Aus der Regelung ergibt sich für den Vertragspartner klar, dass die Möglichkeit, eine Mieterhöhung durchzuführen nicht uneingeschränkt besteht, sondern dass sich diese Möglichkeit zeitlich und dem Umfang nach, danach orientiert, wann und in welchem Umfang der vormalige Vermieter, die …, Mieterhöhungen durchführt, wonach dies noch dadurch eingeschränkt wird, dass Mieterhöhungen maximal auf den jeweiligen Mittelwert der dazugehörigen Mietspiegelgruppe vorgenommen werden dürfen. Den Käufer ist insoweit bekannt, dass er Mieterhöhungen nur dann und nur in dem Umfang vornehmen darf, wie diese der vormalige Vermieter vornimmt. Mieterhöhungen werden von der … in bestimmten Intervallen durchgeführt, der Käufer wird nicht unangemessen belastet, sich bei der … zu informieren, wann und in welchem Umfang Mieterhöhungen durchgeführt werden.

Die Klausel ist ferner nicht wegen inhaltlicher Unausgewogenheit gem. § 307 I 1 BGB unwirksam. Die Reglungen über die Durchführung der Mieterhöhung sind weder mit den Grundgedanken der gesetzlichen Regelung, von der abgewichen wird, nicht zu vereinbaren, noch werden wesentliche Rechte und Pflichten, die sich aus der Natur des Vertrags ergeben, so eingeschränkt, dass die Erreichung des Vertragszwecks gefährdet ist.

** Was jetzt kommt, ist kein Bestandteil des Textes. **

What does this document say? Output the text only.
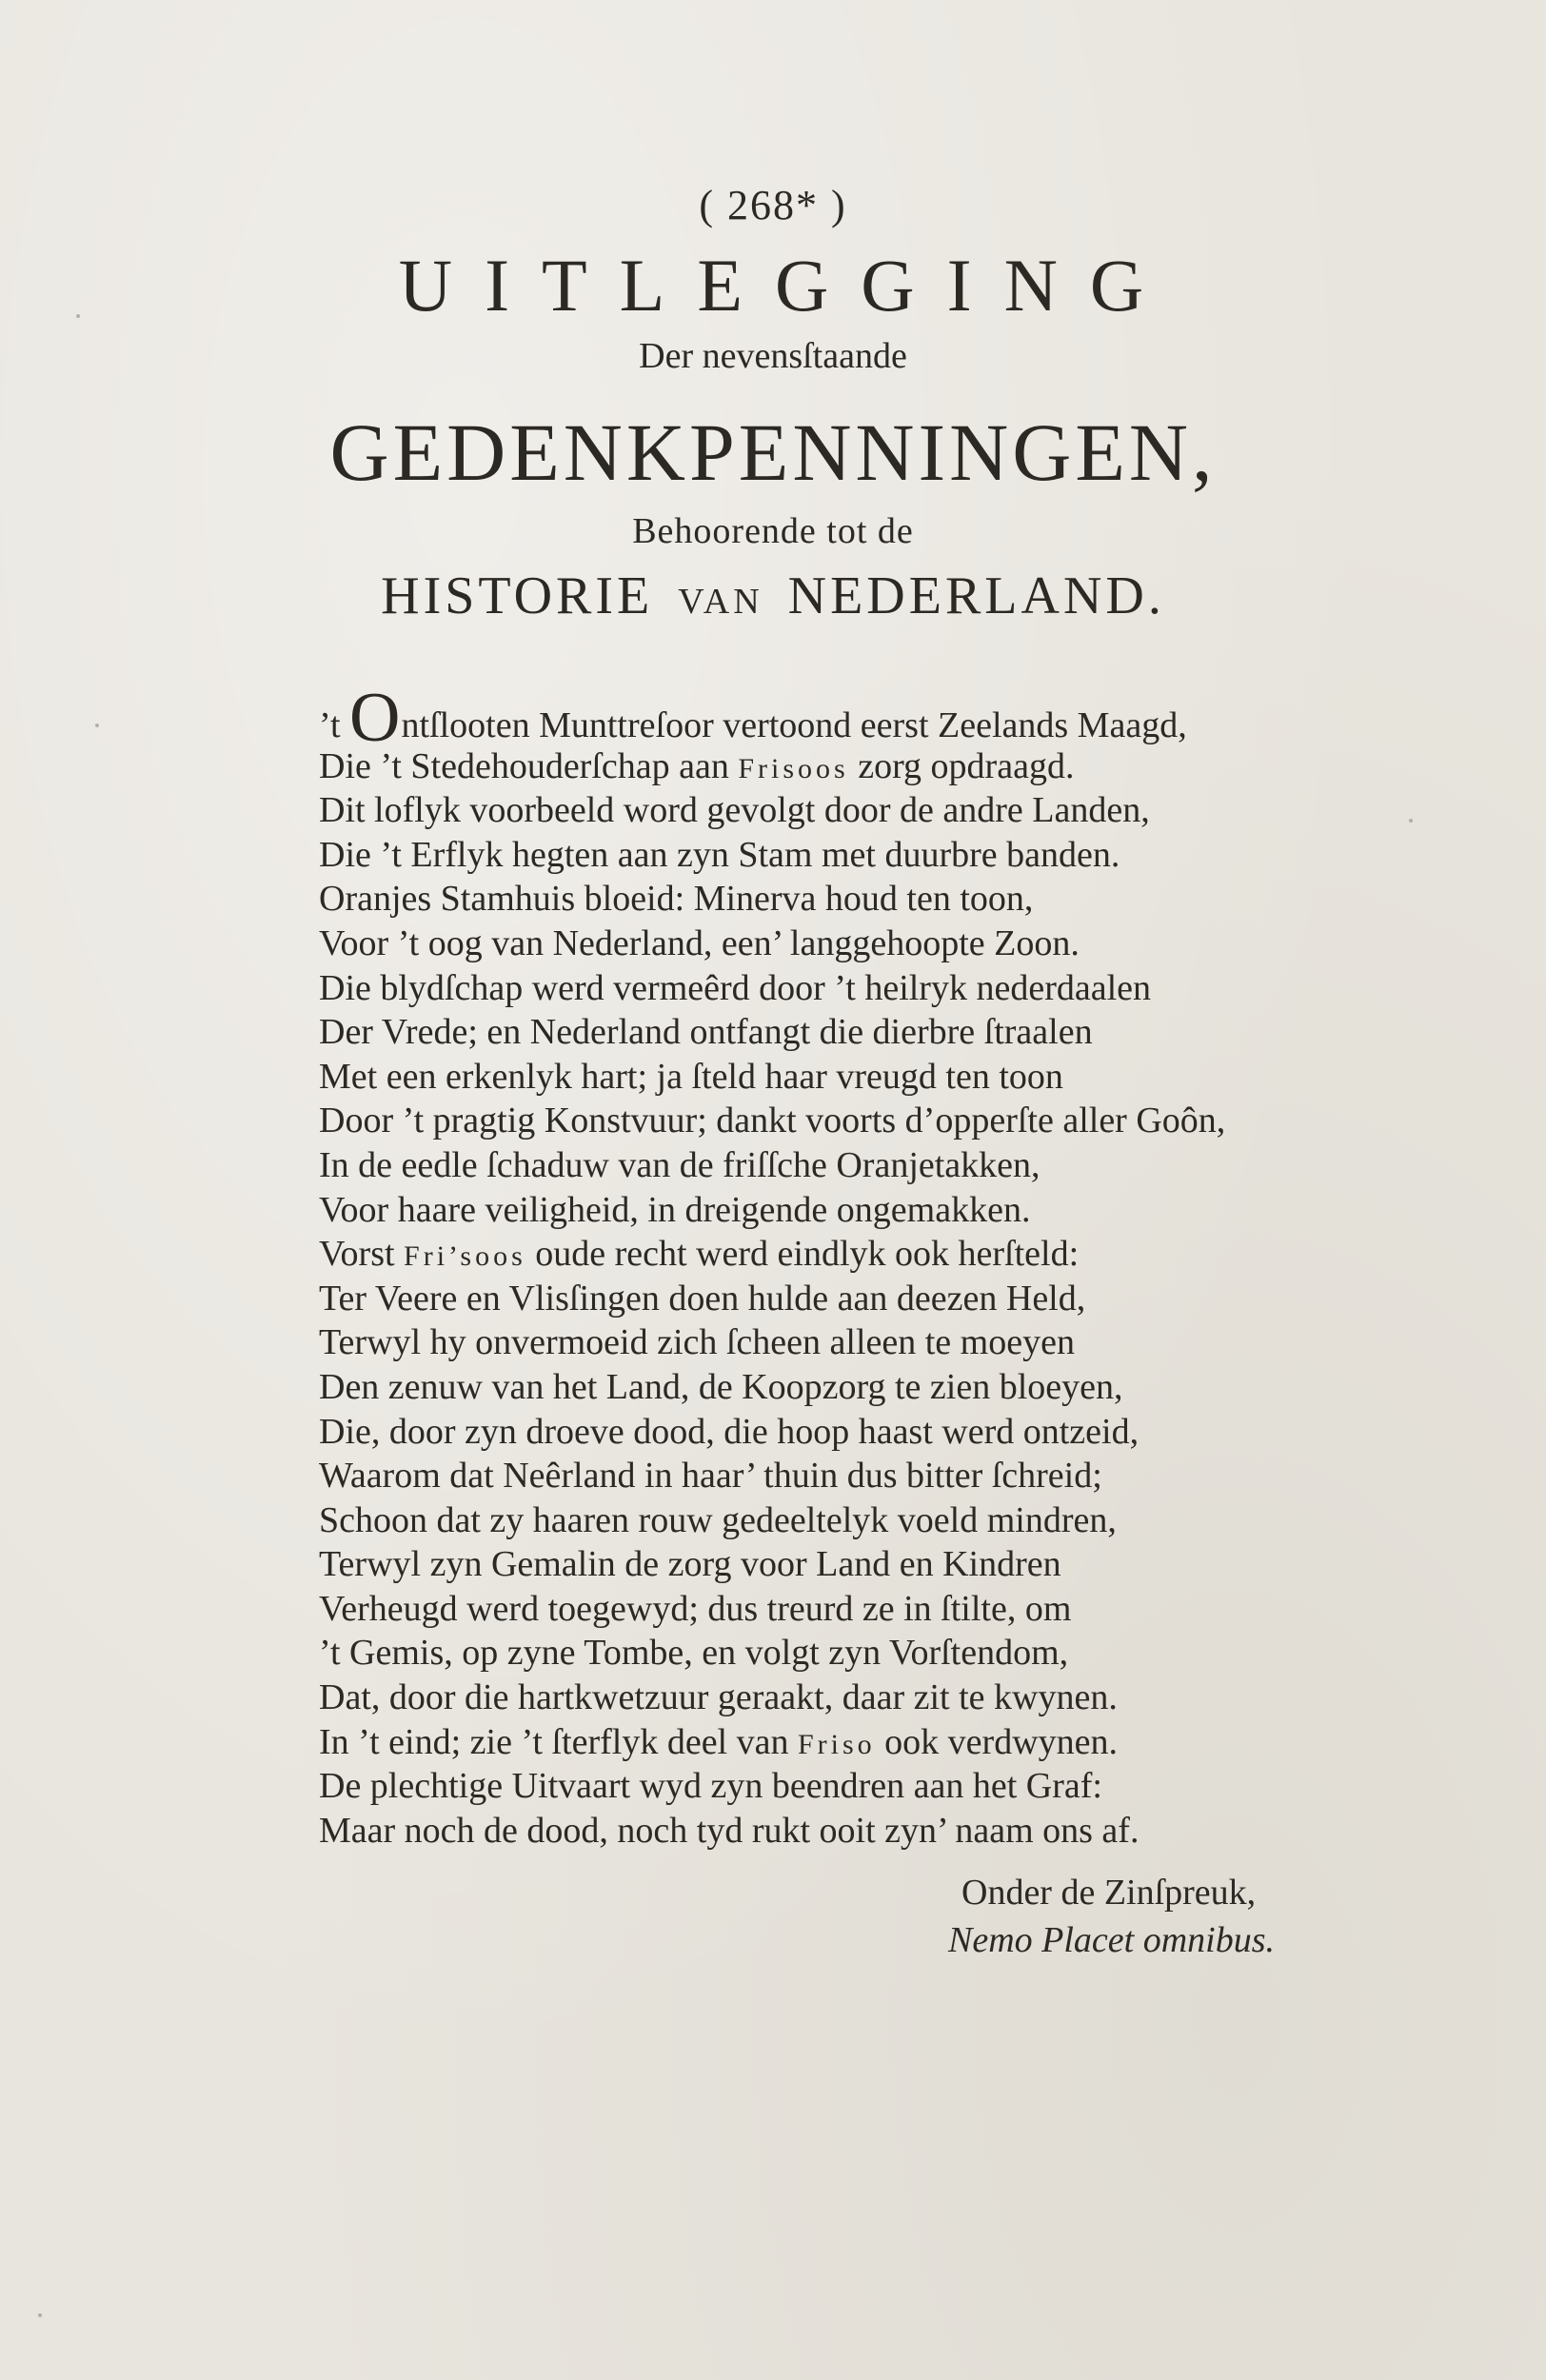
( 268* )
UITLEGGING
Der nevensſtaande
GEDENKPENNINGEN,
Behoorende tot de
HISTORIE VAN NEDERLAND.
’t Ontſlooten Munttreſoor vertoond eerst Zeelands Maagd,
Die ’t Stedehouderſchap aan Frisoos zorg opdraagd.
Dit loflyk voorbeeld word gevolgt door de andre Landen,
Die ’t Erflyk hegten aan zyn Stam met duurbre banden.
Oranjes Stamhuis bloeid: Minerva houd ten toon,
Voor ’t oog van Nederland, een’ langgehoopte Zoon.
Die blydſchap werd vermeêrd door ’t heilryk nederdaalen
Der Vrede; en Nederland ontfangt die dierbre ſtraalen
Met een erkenlyk hart; ja ſteld haar vreugd ten toon
Door ’t pragtig Konstvuur; dankt voorts d’opperſte aller Goôn,
In de eedle ſchaduw van de friſſche Oranjetakken,
Voor haare veiligheid, in dreigende ongemakken.
Vorst Fri’soos oude recht werd eindlyk ook herſteld:
Ter Veere en Vlisſingen doen hulde aan deezen Held,
Terwyl hy onvermoeid zich ſcheen alleen te moeyen
Den zenuw van het Land, de Koopzorg te zien bloeyen,
Die, door zyn droeve dood, die hoop haast werd ontzeid,
Waarom dat Neêrland in haar’ thuin dus bitter ſchreid;
Schoon dat zy haaren rouw gedeeltelyk voeld mindren,
Terwyl zyn Gemalin de zorg voor Land en Kindren
Verheugd werd toegewyd; dus treurd ze in ſtilte, om
’t Gemis, op zyne Tombe, en volgt zyn Vorſtendom,
Dat, door die hartkwetzuur geraakt, daar zit te kwynen.
In ’t eind; zie ’t ſterflyk deel van Friso ook verdwynen.
De plechtige Uitvaart wyd zyn beendren aan het Graf:
Maar noch de dood, noch tyd rukt ooit zyn’ naam ons af.
Onder de Zinſpreuk,
Nemo Placet omnibus.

Gem. § 557 Abs. 3 BGB können Mieterhöhungen nach den §§ 558-560 BGB nur verlangt werden, soweit nicht eine Erhöhung durch Vereinbarung ausgeschlossen ist. Vereinbarungen, die das grundsätzliche Recht des Vermieters zur Vornahme von Mieterhöhungen einschränken sind demnach zulässig. Einschränkungen sind sowohl in zeitlicher Hinsicht als auch dem Umfang nach möglich.

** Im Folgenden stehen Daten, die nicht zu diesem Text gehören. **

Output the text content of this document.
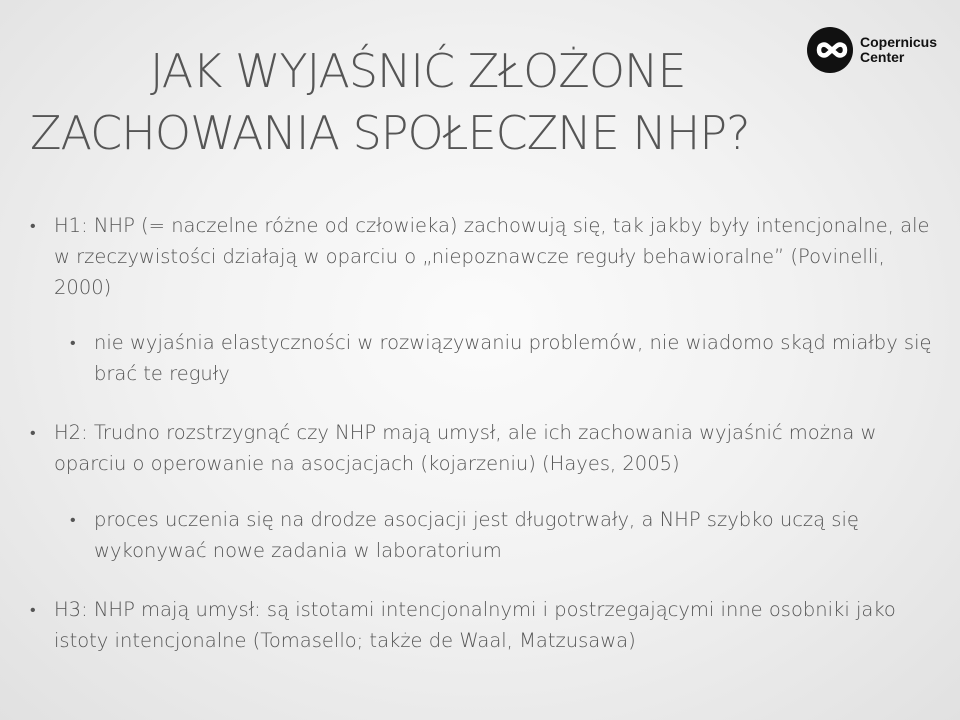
JAK WYJAŚNIĆ ZŁOŻONE
ZACHOWANIA SPOŁECZNE NHP?
Copernicus
Center
• H1: NHP (= naczelne różne od człowieka) zachowują się, tak jakby były intencjonalne, ale w rzeczywistości działają w oparciu o „niepoznawcze reguły behawioralne” (Povinelli, 2000)
• nie wyjaśnia elastyczności w rozwiązywaniu problemów, nie wiadomo skąd miałby się brać te reguły
• H2: Trudno rozstrzygnąć czy NHP mają umysł, ale ich zachowania wyjaśnić można w oparciu o operowanie na asocjacjach (kojarzeniu) (Hayes, 2005)
• proces uczenia się na drodze asocjacji jest długotrwały, a NHP szybko uczą się wykonywać nowe zadania w laboratorium
• H3: NHP mają umysł: są istotami intencjonalnymi i postrzegającymi inne osobniki jako istoty intencjonalne (Tomasello; także de Waal, Matzusawa)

Durch diese Regelung wird auch der Vertragszweck nicht gefährdet. Die Reglungen stellen eine inhaltlich ausgewogene Regelung für den Verkauf einer Wohnung dar, die ehemals von der SWSG vermietet worden ist. Hierbei handelt es sich um ein Unternehmen mit unmittelbarer Beteiligung der Stadt Stuttgart. Die Verantwortlichkeit der Stadt spricht dafür, dass dem Mieter wie hier umfassende Rechte eingeräumt werden, (BGH 14.11.2018, VIII ZR 109/18 zum vergleichbaren Fall des Kündigungsausschlusses).

Die Vertragsbedingung ist demnach wirksam.

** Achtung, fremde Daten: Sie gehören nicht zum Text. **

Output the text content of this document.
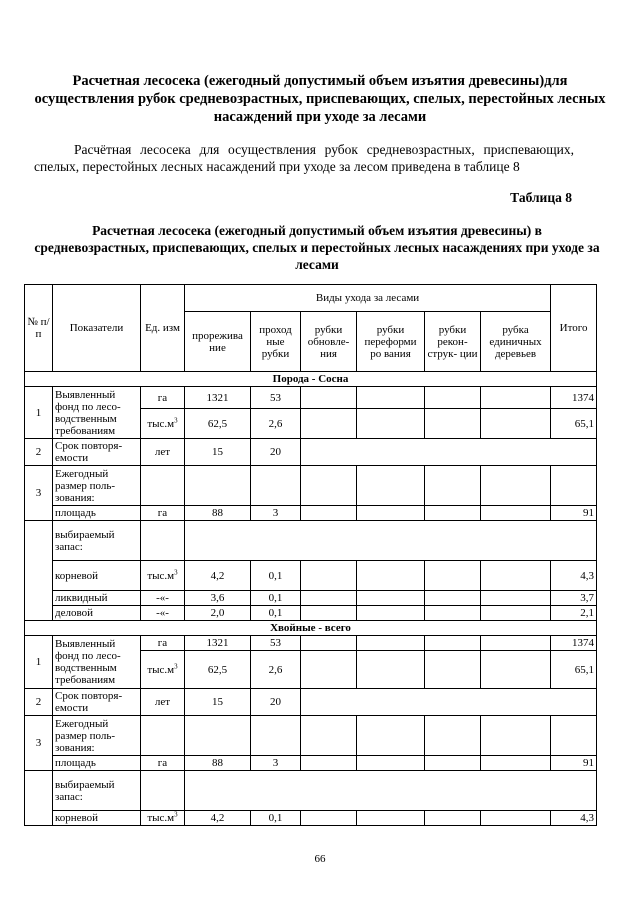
Расчетная лесосека (ежегодный допустимый объем изъятия древесины)для осуществления рубок средневозрастных, приспевающих, спелых, перестойных лесных насаждений при уходе за лесами
Расчётная лесосека для осуществления рубок средневозрастных, приспевающих, спелых, перестойных лесных насаждений при уходе за лесом приведена в таблице 8
Таблица 8
Расчетная лесосека (ежегодный допустимый объем изъятия древесины) в средневозрастных, приспевающих, спелых и перестойных лесных насаждениях при уходе за лесами
№ п/п	Показатели	Ед. изм	Виды ухода за лесами						Итого
			прорежива ние	проход ные рубки	рубки обновле- ния	рубки переформи ро вания	рубки рекон- струк- ции	рубка единичных деревьев	
Порода - Сосна									
1	Выявленный фонд по лесо- водственным требованиям	га	1321	53					1374
		$тыс.м^3$	62,5	2,6					65,1
2	Срок повторя- емости	лет	15	20					
3	Ежегодный размер поль- зования:								
	площадь	га	88	3					91
	выбираемый запас:								
	корневой	$тыс.м^3$	4,2	0,1					4,3
	ликвидный	-«-	3,6	0,1					3,7
	деловой	-«-	2,0	0,1					2,1
Хвойные - всего									
1	Выявленный фонд по лесо- водственным требованиям	га	1321	53					1374
		$тыс.м^3$	62,5	2,6					65,1
2	Срок повторя- емости	лет	15	20					
3	Ежегодный размер поль- зования:								
	площадь	га	88	3					91
	выбираемый запас:								
	корневой	$тыс.м^3$	4,2	0,1					4,3
66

Von der … wurden in den Jahren 2017 und 2018 keine Mieterhöhungen durchgeführt. Auch im Jahr 2019 wird eine solche nicht durchgeführt werden.

Die Mieterhöhung des Klägers für das Jahr 2018 ist daher ausgeschlossen.

Der Beklagte kann sich auf den Ausschluss des Mieterhöhungsrechts gem. § 557 III 2. Hs. BGB berufen. Es handelt sich nach dem oben ausgeführten um einen echten Vertrag zugunsten Dritter, der dem Beklagten eigene Rechte einräumt.

Die Klage ist daher abzuweisen.

Die Kostenentscheidung folgt aus § 91 ZPO.

Die Entscheidung zur vorläufigen Vollstreckbarkeit folgt aus den §§ 708 Nr. 11, 711 ZPO.